Yeah, I wrote about this on Friday but there are new interviews on the wire today and there’s nothing else going on.
Reuters quotes him describing the protagonist of his new novel,
Klansman Abortion-Clinic Bomber Terrorist:
“I did feel very much with him when he becomes alone in his mission,” Updike said with affection, likening Ahmad walking through the streets to pick up the truck bomb to his own boyhood walks when he would plot his future as a writer.
He saved a gold nugget for ABC, too:
[H]e is a boy trying to make sense of his life and trying to be a good Muslim. … And it’s not so unlike what we ask of our soldiers, to sacrifice themselves or risk death on behalf of a cause, of a set of ideals.
He tells Reuters he made his character sympathetic because “[a]nybody can write a novel about an evil terrorist.” But anybody can write a novel about a good terrorist too if they’re willing to draw parallels as broadly as he does.
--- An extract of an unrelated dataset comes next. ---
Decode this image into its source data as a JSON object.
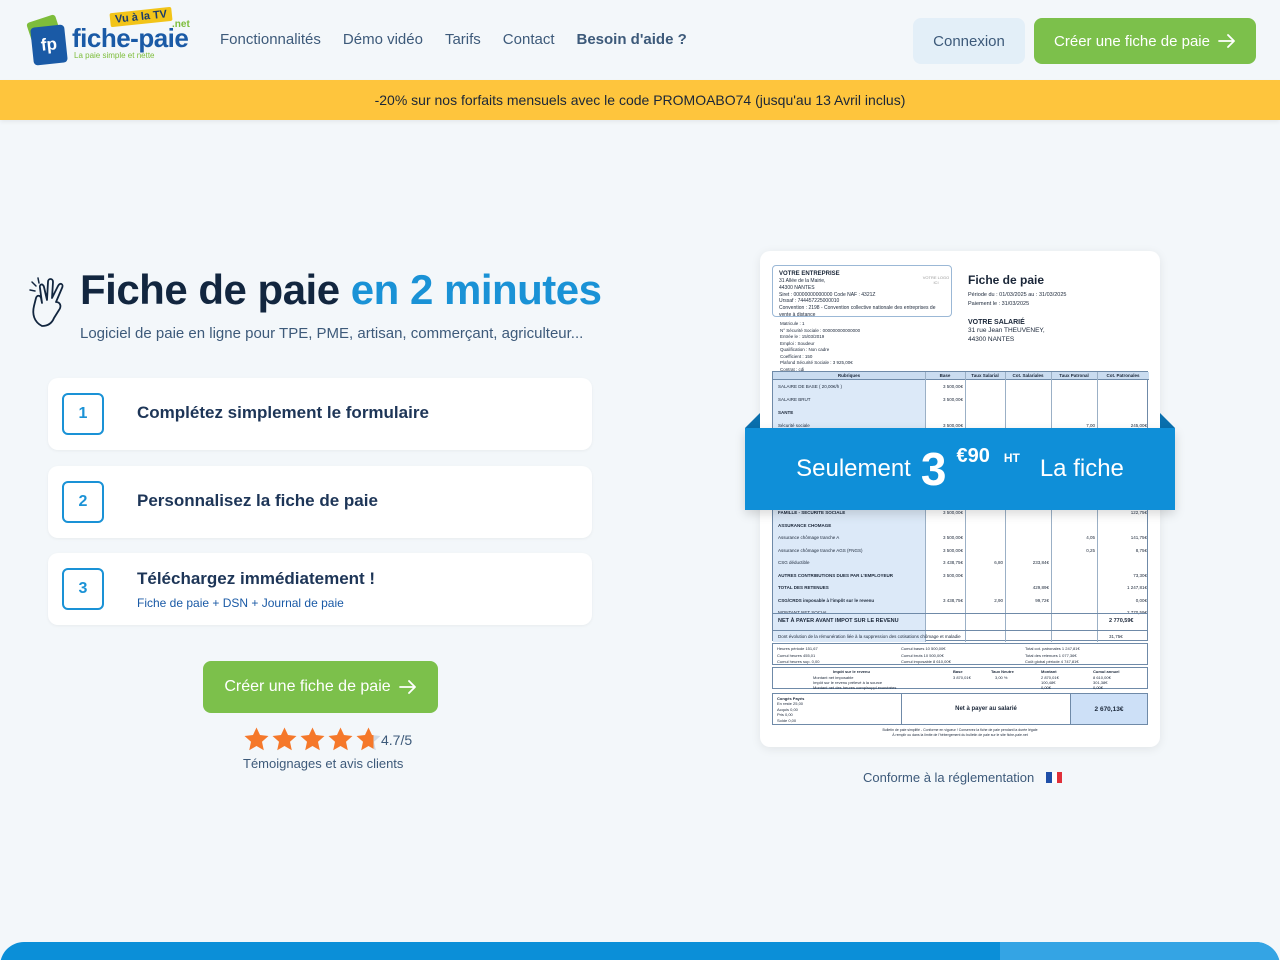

If the only way you can find a shared human experience between two sides is by ignoring the substance of their values to emphasize the fact that each has values and feels strongly about them, then I’d gently suggest there isn’t much to this particular human experience that’s actually being shared.
The consequence, whether intended or not, of this “common humanity” jive is that it flattens the moral playing field between each side. What’s really the difference between Ahmad dreaming of his truck bomb and young Johnny Updike dreaming of being a writer? As long as they’re both dreaming. One wonders what Updike thought when he read about the 9/11 hijackers ritually shaving themselves before heading off to the airport. “Wait — they shave their pubes? I shave my pubes.”
I’ll stop now because I can’t say for certain if Updike is as sympathetic to terrorism in his book as he sounds here; after all, I haven’t read it. But Charles McGrath has, and he says, “Ahmad is lovable, or at least appealing; he’s in many ways the most moral and thoughtful character in the entire book.”
Of course, McGrath was writing for the New York Times, so it’s hard to say whether that message was intended, or just received.